RLS knowledgeable doctors/neurologists can be difficult to find in many places. I've seen references to academic research into RLS at Turkish universities, but I don't know how that translates into medical practice. Ideally you need someone who is familiar with the Mayo Algorithm:
mayoclinicproceedings.org/a...
Kaarina Joolsg do we have any knowledge on specialists or even forum members in Istanbul/Turkey who might help?
Sadly, Turkey tends to follow Germany in RLS treatment. And they still prescribe Madopar, even though all other countries stopped prescribing that years ago.So it will be difficult to find a neurologist or sleep doctor who is up to date on RLS.
Ask first if they have read the Mayo Clinic Algorithm and will.agree to pres low dose opioids to help your mother OFF all dopaminergic drugs.

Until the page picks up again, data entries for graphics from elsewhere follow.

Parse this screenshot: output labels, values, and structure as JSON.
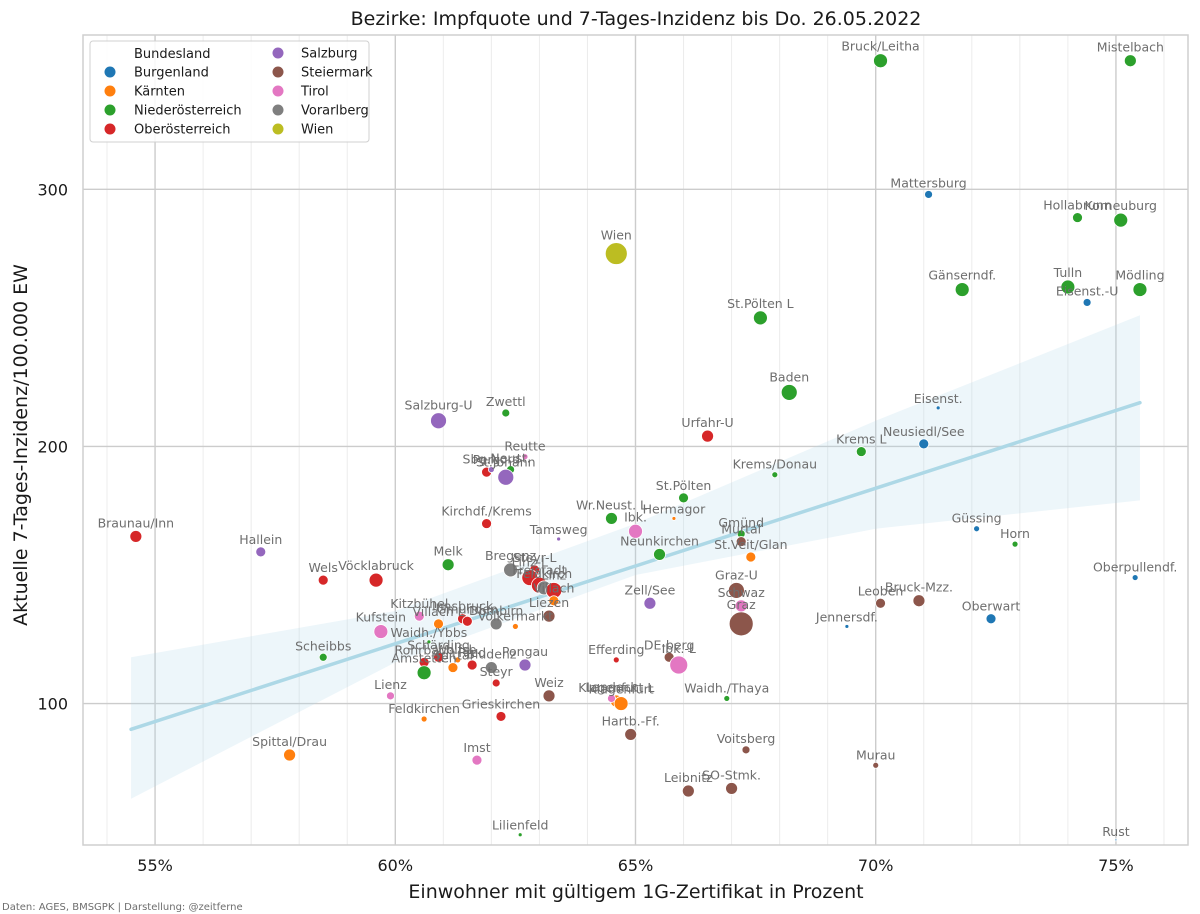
{
  "chart_data": {
    "type": "scatter",
    "title": "Bezirke: Impfquote und 7-Tages-Inzidenz bis Do. 26.05.2022",
    "xlabel": "Einwohner mit gültigem 1G-Zertifikat in Prozent",
    "ylabel": "Aktuelle 7-Tages-Inzidenz/100.000 EW",
    "xlim": [
      53.5,
      76.5
    ],
    "ylim": [
      45,
      360
    ],
    "x_ticks": [
      55,
      60,
      65,
      70,
      75
    ],
    "x_tick_labels": [
      "55%",
      "60%",
      "65%",
      "70%",
      "75%"
    ],
    "y_ticks": [
      100,
      200,
      300
    ],
    "y_tick_labels": [
      "100",
      "200",
      "300"
    ],
    "grid": true,
    "legend": {
      "title": "Bundesland",
      "placement": "top-left",
      "entries": [
        {
          "name": "Burgenland",
          "color": "#1f77b4"
        },
        {
          "name": "Kärnten",
          "color": "#ff7f0e"
        },
        {
          "name": "Niederösterreich",
          "color": "#2ca02c"
        },
        {
          "name": "Oberösterreich",
          "color": "#d62728"
        },
        {
          "name": "Salzburg",
          "color": "#9467bd"
        },
        {
          "name": "Steiermark",
          "color": "#8c564b"
        },
        {
          "name": "Tirol",
          "color": "#e377c2"
        },
        {
          "name": "Vorarlberg",
          "color": "#7f7f7f"
        },
        {
          "name": "Wien",
          "color": "#bcbd22"
        }
      ]
    },
    "regression": {
      "color": "#add8e6",
      "line": [
        [
          54.5,
          90
        ],
        [
          75.5,
          217
        ]
      ],
      "ci_upper": [
        [
          54.5,
          118
        ],
        [
          60,
          136
        ],
        [
          65,
          170
        ],
        [
          70,
          210
        ],
        [
          75.5,
          251
        ]
      ],
      "ci_lower": [
        [
          54.5,
          63
        ],
        [
          60,
          116
        ],
        [
          65,
          150
        ],
        [
          70,
          168
        ],
        [
          75.5,
          179
        ]
      ]
    },
    "points": [
      {
        "label": "Bruck/Leitha",
        "state": "Niederösterreich",
        "x": 70.1,
        "y": 350,
        "s": 7
      },
      {
        "label": "Mistelbach",
        "state": "Niederösterreich",
        "x": 75.3,
        "y": 350,
        "s": 6
      },
      {
        "label": "Mattersburg",
        "state": "Burgenland",
        "x": 71.1,
        "y": 298,
        "s": 4
      },
      {
        "label": "Hollabrunn",
        "state": "Niederösterreich",
        "x": 74.2,
        "y": 289,
        "s": 5
      },
      {
        "label": "Korneuburg",
        "state": "Niederösterreich",
        "x": 75.1,
        "y": 288,
        "s": 7
      },
      {
        "label": "Wien",
        "state": "Wien",
        "x": 64.6,
        "y": 275,
        "s": 11
      },
      {
        "label": "Gänserndf.",
        "state": "Niederösterreich",
        "x": 71.8,
        "y": 261,
        "s": 7
      },
      {
        "label": "Tulln",
        "state": "Niederösterreich",
        "x": 74.0,
        "y": 262,
        "s": 7
      },
      {
        "label": "Mödling",
        "state": "Niederösterreich",
        "x": 75.5,
        "y": 261,
        "s": 7
      },
      {
        "label": "Eisenst.-U",
        "state": "Burgenland",
        "x": 74.4,
        "y": 256,
        "s": 4
      },
      {
        "label": "St.Pölten L",
        "state": "Niederösterreich",
        "x": 67.6,
        "y": 250,
        "s": 7
      },
      {
        "label": "Baden",
        "state": "Niederösterreich",
        "x": 68.2,
        "y": 221,
        "s": 8
      },
      {
        "label": "Eisenst.",
        "state": "Burgenland",
        "x": 71.3,
        "y": 215,
        "s": 2
      },
      {
        "label": "Salzburg-U",
        "state": "Salzburg",
        "x": 60.9,
        "y": 210,
        "s": 8
      },
      {
        "label": "Zwettl",
        "state": "Niederösterreich",
        "x": 62.3,
        "y": 213,
        "s": 4
      },
      {
        "label": "Urfahr-U",
        "state": "Oberösterreich",
        "x": 66.5,
        "y": 204,
        "s": 6
      },
      {
        "label": "Neusiedl/See",
        "state": "Burgenland",
        "x": 71.0,
        "y": 201,
        "s": 5
      },
      {
        "label": "Krems L",
        "state": "Niederösterreich",
        "x": 69.7,
        "y": 198,
        "s": 5
      },
      {
        "label": "Reutte",
        "state": "Tirol",
        "x": 62.7,
        "y": 196,
        "s": 3
      },
      {
        "label": "Perg",
        "state": "Oberösterreich",
        "x": 61.9,
        "y": 190,
        "s": 5
      },
      {
        "label": "Sbg.Nord",
        "state": "Salzburg",
        "x": 62.0,
        "y": 191,
        "s": 3
      },
      {
        "label": "Neust.",
        "state": "Niederösterreich",
        "x": 62.4,
        "y": 191,
        "s": 4
      },
      {
        "label": "St.Johann",
        "state": "Salzburg",
        "x": 62.3,
        "y": 188,
        "s": 8
      },
      {
        "label": "Krems/Donau",
        "state": "Niederösterreich",
        "x": 67.9,
        "y": 189,
        "s": 3
      },
      {
        "label": "St.Pölten",
        "state": "Niederösterreich",
        "x": 66.0,
        "y": 180,
        "s": 5
      },
      {
        "label": "Braunau/Inn",
        "state": "Oberösterreich",
        "x": 54.6,
        "y": 165,
        "s": 6
      },
      {
        "label": "Kirchdf./Krems",
        "state": "Oberösterreich",
        "x": 61.9,
        "y": 170,
        "s": 5
      },
      {
        "label": "Wr.Neust. L",
        "state": "Niederösterreich",
        "x": 64.5,
        "y": 172,
        "s": 6
      },
      {
        "label": "Hermagor",
        "state": "Kärnten",
        "x": 65.8,
        "y": 172,
        "s": 2
      },
      {
        "label": "Ibk.",
        "state": "Tirol",
        "x": 65.0,
        "y": 167,
        "s": 7
      },
      {
        "label": "Tamsweg",
        "state": "Salzburg",
        "x": 63.4,
        "y": 164,
        "s": 2
      },
      {
        "label": "Gmünd",
        "state": "Niederösterreich",
        "x": 67.2,
        "y": 166,
        "s": 4
      },
      {
        "label": "Murtal",
        "state": "Steiermark",
        "x": 67.2,
        "y": 163,
        "s": 5
      },
      {
        "label": "St.Veit/Glan",
        "state": "Kärnten",
        "x": 67.4,
        "y": 157,
        "s": 5
      },
      {
        "label": "Hallein",
        "state": "Salzburg",
        "x": 57.2,
        "y": 159,
        "s": 5
      },
      {
        "label": "Neunkirchen",
        "state": "Niederösterreich",
        "x": 65.5,
        "y": 158,
        "s": 6
      },
      {
        "label": "Melk",
        "state": "Niederösterreich",
        "x": 61.1,
        "y": 154,
        "s": 6
      },
      {
        "label": "Güssing",
        "state": "Burgenland",
        "x": 72.1,
        "y": 168,
        "s": 3
      },
      {
        "label": "Horn",
        "state": "Niederösterreich",
        "x": 72.9,
        "y": 162,
        "s": 3
      },
      {
        "label": "Bregenz",
        "state": "Vorarlberg",
        "x": 62.4,
        "y": 152,
        "s": 7
      },
      {
        "label": "Steyr-L",
        "state": "Oberösterreich",
        "x": 62.9,
        "y": 152,
        "s": 5
      },
      {
        "label": "Wels",
        "state": "Oberösterreich",
        "x": 58.5,
        "y": 148,
        "s": 5
      },
      {
        "label": "Vöcklabruck",
        "state": "Oberösterreich",
        "x": 59.6,
        "y": 148,
        "s": 7
      },
      {
        "label": "Linz-L",
        "state": "Oberösterreich",
        "x": 62.8,
        "y": 149,
        "s": 8
      },
      {
        "label": "Freistadt",
        "state": "Oberösterreich",
        "x": 63.0,
        "y": 146,
        "s": 8
      },
      {
        "label": "Feldkirch",
        "state": "Vorarlberg",
        "x": 63.1,
        "y": 145,
        "s": 7
      },
      {
        "label": "Linz",
        "state": "Oberösterreich",
        "x": 63.3,
        "y": 144,
        "s": 8
      },
      {
        "label": "Villach",
        "state": "Kärnten",
        "x": 63.3,
        "y": 140,
        "s": 5
      },
      {
        "label": "Oberpullendf.",
        "state": "Burgenland",
        "x": 75.4,
        "y": 149,
        "s": 3
      },
      {
        "label": "Graz-U",
        "state": "Steiermark",
        "x": 67.1,
        "y": 144,
        "s": 8
      },
      {
        "label": "Zell/See",
        "state": "Salzburg",
        "x": 65.3,
        "y": 139,
        "s": 6
      },
      {
        "label": "Schwaz",
        "state": "Tirol",
        "x": 67.2,
        "y": 138,
        "s": 6
      },
      {
        "label": "Leoben",
        "state": "Steiermark",
        "x": 70.1,
        "y": 139,
        "s": 5
      },
      {
        "label": "Bruck-Mzz.",
        "state": "Steiermark",
        "x": 70.9,
        "y": 140,
        "s": 6
      },
      {
        "label": "Oberwart",
        "state": "Burgenland",
        "x": 72.4,
        "y": 133,
        "s": 5
      },
      {
        "label": "Liezen",
        "state": "Steiermark",
        "x": 63.2,
        "y": 134,
        "s": 6
      },
      {
        "label": "Kitzbühel",
        "state": "Tirol",
        "x": 60.5,
        "y": 134,
        "s": 5
      },
      {
        "label": "Villach L",
        "state": "Kärnten",
        "x": 60.9,
        "y": 131,
        "s": 5
      },
      {
        "label": "Innsbruck",
        "state": "Oberösterreich",
        "x": 61.4,
        "y": 133,
        "s": 5
      },
      {
        "label": "Gmunden",
        "state": "Oberösterreich",
        "x": 61.5,
        "y": 132,
        "s": 5
      },
      {
        "label": "Dornbirn",
        "state": "Vorarlberg",
        "x": 62.1,
        "y": 131,
        "s": 6
      },
      {
        "label": "Völkermarkt",
        "state": "Kärnten",
        "x": 62.5,
        "y": 130,
        "s": 3
      },
      {
        "label": "Kufstein",
        "state": "Tirol",
        "x": 59.7,
        "y": 128,
        "s": 7
      },
      {
        "label": "Graz",
        "state": "Steiermark",
        "x": 67.2,
        "y": 131,
        "s": 12
      },
      {
        "label": "Jennersdf.",
        "state": "Burgenland",
        "x": 69.4,
        "y": 130,
        "s": 2
      },
      {
        "label": "Waidh./Ybbs",
        "state": "Niederösterreich",
        "x": 60.7,
        "y": 124,
        "s": 2
      },
      {
        "label": "Rohrbach",
        "state": "Oberösterreich",
        "x": 60.6,
        "y": 116,
        "s": 5
      },
      {
        "label": "Schärding",
        "state": "Oberösterreich",
        "x": 60.9,
        "y": 118,
        "s": 5
      },
      {
        "label": "Wolfsb.",
        "state": "Kärnten",
        "x": 61.3,
        "y": 117,
        "s": 3
      },
      {
        "label": "Ried",
        "state": "Oberösterreich",
        "x": 61.6,
        "y": 115,
        "s": 5
      },
      {
        "label": "Bludenz",
        "state": "Vorarlberg",
        "x": 62.0,
        "y": 114,
        "s": 6
      },
      {
        "label": "Pongau",
        "state": "Salzburg",
        "x": 62.7,
        "y": 115,
        "s": 6
      },
      {
        "label": "Scheibbs",
        "state": "Niederösterreich",
        "x": 58.5,
        "y": 118,
        "s": 4
      },
      {
        "label": "Amstetten",
        "state": "Niederösterreich",
        "x": 60.6,
        "y": 112,
        "s": 7
      },
      {
        "label": "Spittal",
        "state": "Kärnten",
        "x": 61.2,
        "y": 114,
        "s": 5
      },
      {
        "label": "Efferding",
        "state": "Oberösterreich",
        "x": 64.6,
        "y": 117,
        "s": 3
      },
      {
        "label": "DE-berg",
        "state": "Steiermark",
        "x": 65.7,
        "y": 118,
        "s": 5
      },
      {
        "label": "Ibk.-L",
        "state": "Tirol",
        "x": 65.9,
        "y": 115,
        "s": 9
      },
      {
        "label": "Steyr",
        "state": "Oberösterreich",
        "x": 62.1,
        "y": 108,
        "s": 4
      },
      {
        "label": "Lienz",
        "state": "Tirol",
        "x": 59.9,
        "y": 103,
        "s": 4
      },
      {
        "label": "Weiz",
        "state": "Steiermark",
        "x": 63.2,
        "y": 103,
        "s": 6
      },
      {
        "label": "Klagenfurt L",
        "state": "Kärnten",
        "x": 64.6,
        "y": 101,
        "s": 6
      },
      {
        "label": "Klagenfurt",
        "state": "Kärnten",
        "x": 64.7,
        "y": 100,
        "s": 7
      },
      {
        "label": "Landeck",
        "state": "Tirol",
        "x": 64.5,
        "y": 102,
        "s": 4
      },
      {
        "label": "Waidh./Thaya",
        "state": "Niederösterreich",
        "x": 66.9,
        "y": 102,
        "s": 3
      },
      {
        "label": "Feldkirchen",
        "state": "Kärnten",
        "x": 60.6,
        "y": 94,
        "s": 3
      },
      {
        "label": "Grieskirchen",
        "state": "Oberösterreich",
        "x": 62.2,
        "y": 95,
        "s": 5
      },
      {
        "label": "Hartb.-Ff.",
        "state": "Steiermark",
        "x": 64.9,
        "y": 88,
        "s": 6
      },
      {
        "label": "Spittal/Drau",
        "state": "Kärnten",
        "x": 57.8,
        "y": 80,
        "s": 6
      },
      {
        "label": "Imst",
        "state": "Tirol",
        "x": 61.7,
        "y": 78,
        "s": 5
      },
      {
        "label": "Voitsberg",
        "state": "Steiermark",
        "x": 67.3,
        "y": 82,
        "s": 4
      },
      {
        "label": "Murau",
        "state": "Steiermark",
        "x": 70.0,
        "y": 76,
        "s": 3
      },
      {
        "label": "Leibnitz",
        "state": "Steiermark",
        "x": 66.1,
        "y": 66,
        "s": 6
      },
      {
        "label": "SO-Stmk.",
        "state": "Steiermark",
        "x": 67.0,
        "y": 67,
        "s": 6
      },
      {
        "label": "Lilienfeld",
        "state": "Niederösterreich",
        "x": 62.6,
        "y": 49,
        "s": 2
      },
      {
        "label": "Rust",
        "state": "Burgenland",
        "x": 75.0,
        "y": 47,
        "s": 1
      }
    ]
  },
  "footer": {
    "credit": "Daten: AGES, BMSGPK | Darstellung: @zeitferne"
  }
}
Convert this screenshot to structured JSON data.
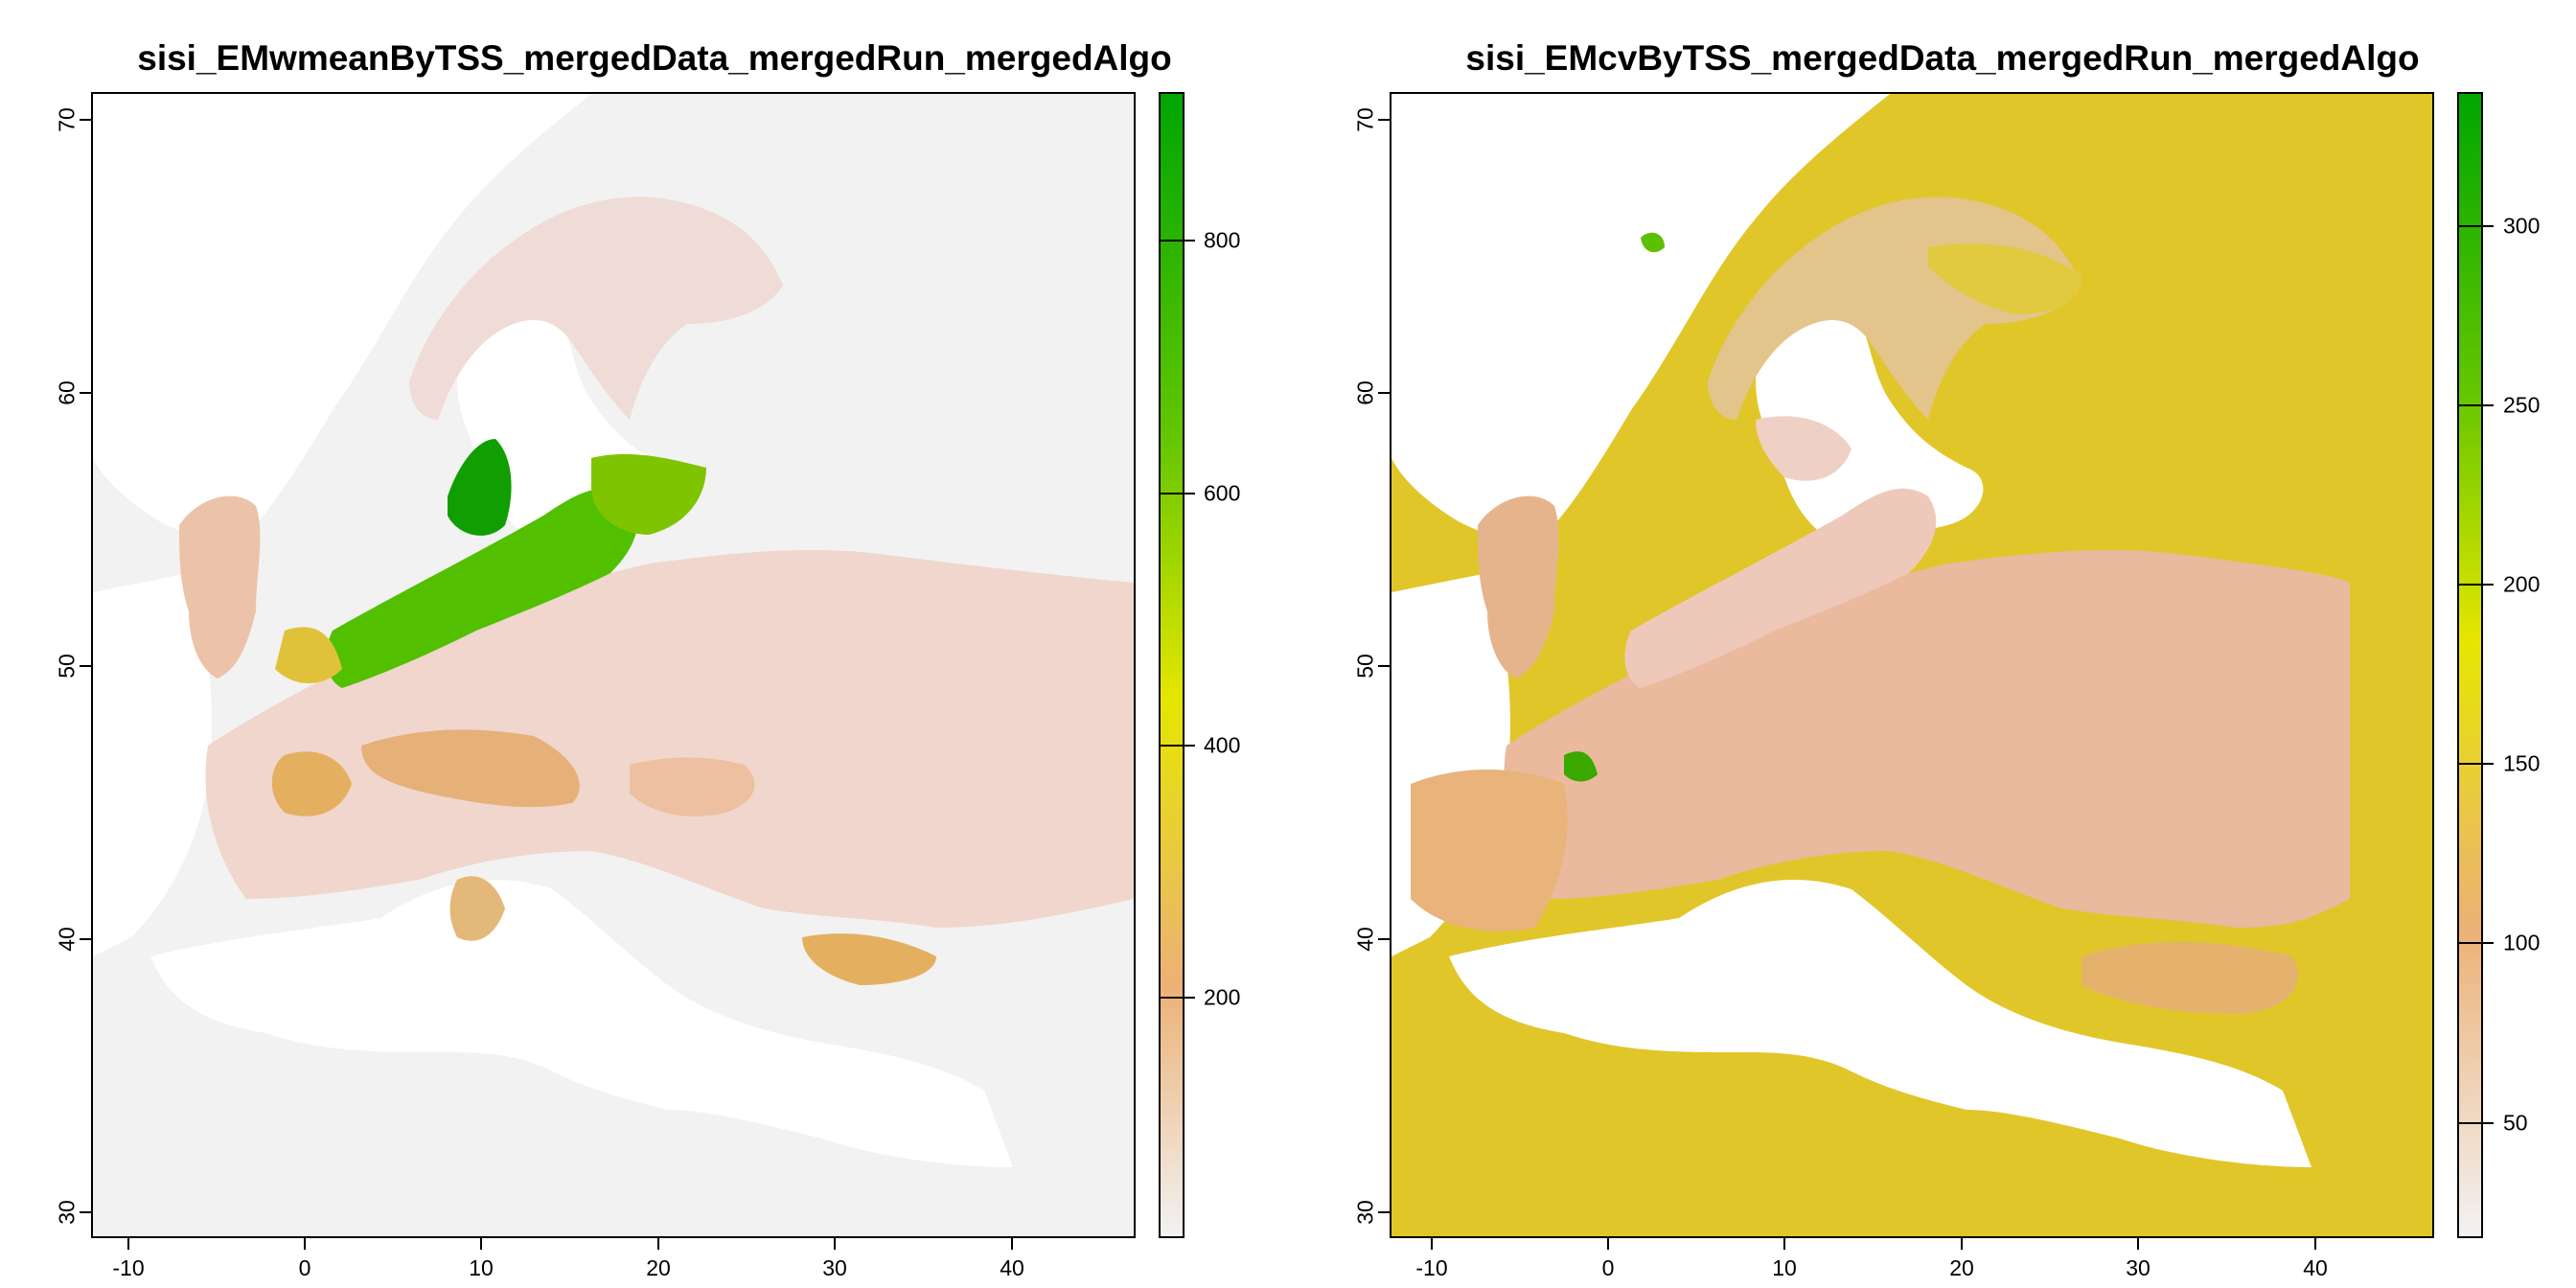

She will NEVER be able to sleep or sit until she's through withdrawal and on different medication.
As she's 77, withdrawal will be difficult, so she will probably need a low dose opioid to help her through.
She has been taking pexola 6 months. Sh3 started with .25 then .5 then 1 mg . As the other said i need to find her another doctor because she was in hell last night all the way to the morning. She only slept 45 minutes. She was told to give blood today because her blood count is not going up. She will get results in a couple days. She has been taking madopar for yrs. But she tried to only take it in emergencies in the beginning. Now she takes it more often because she has more severe nights and sometimes goes through the day.
I made a mistake in my advice to you about your madopar when I talked about 25/100. That is a different combination from madopar so ignore it.
Instead ask for Madopar 50 mg pills and reduce by 1 every 2 weeks. Or you could ask your pharmacist if the 100 ones she has can be cut in half with a pill cutter.
Thank you all for the info and advice.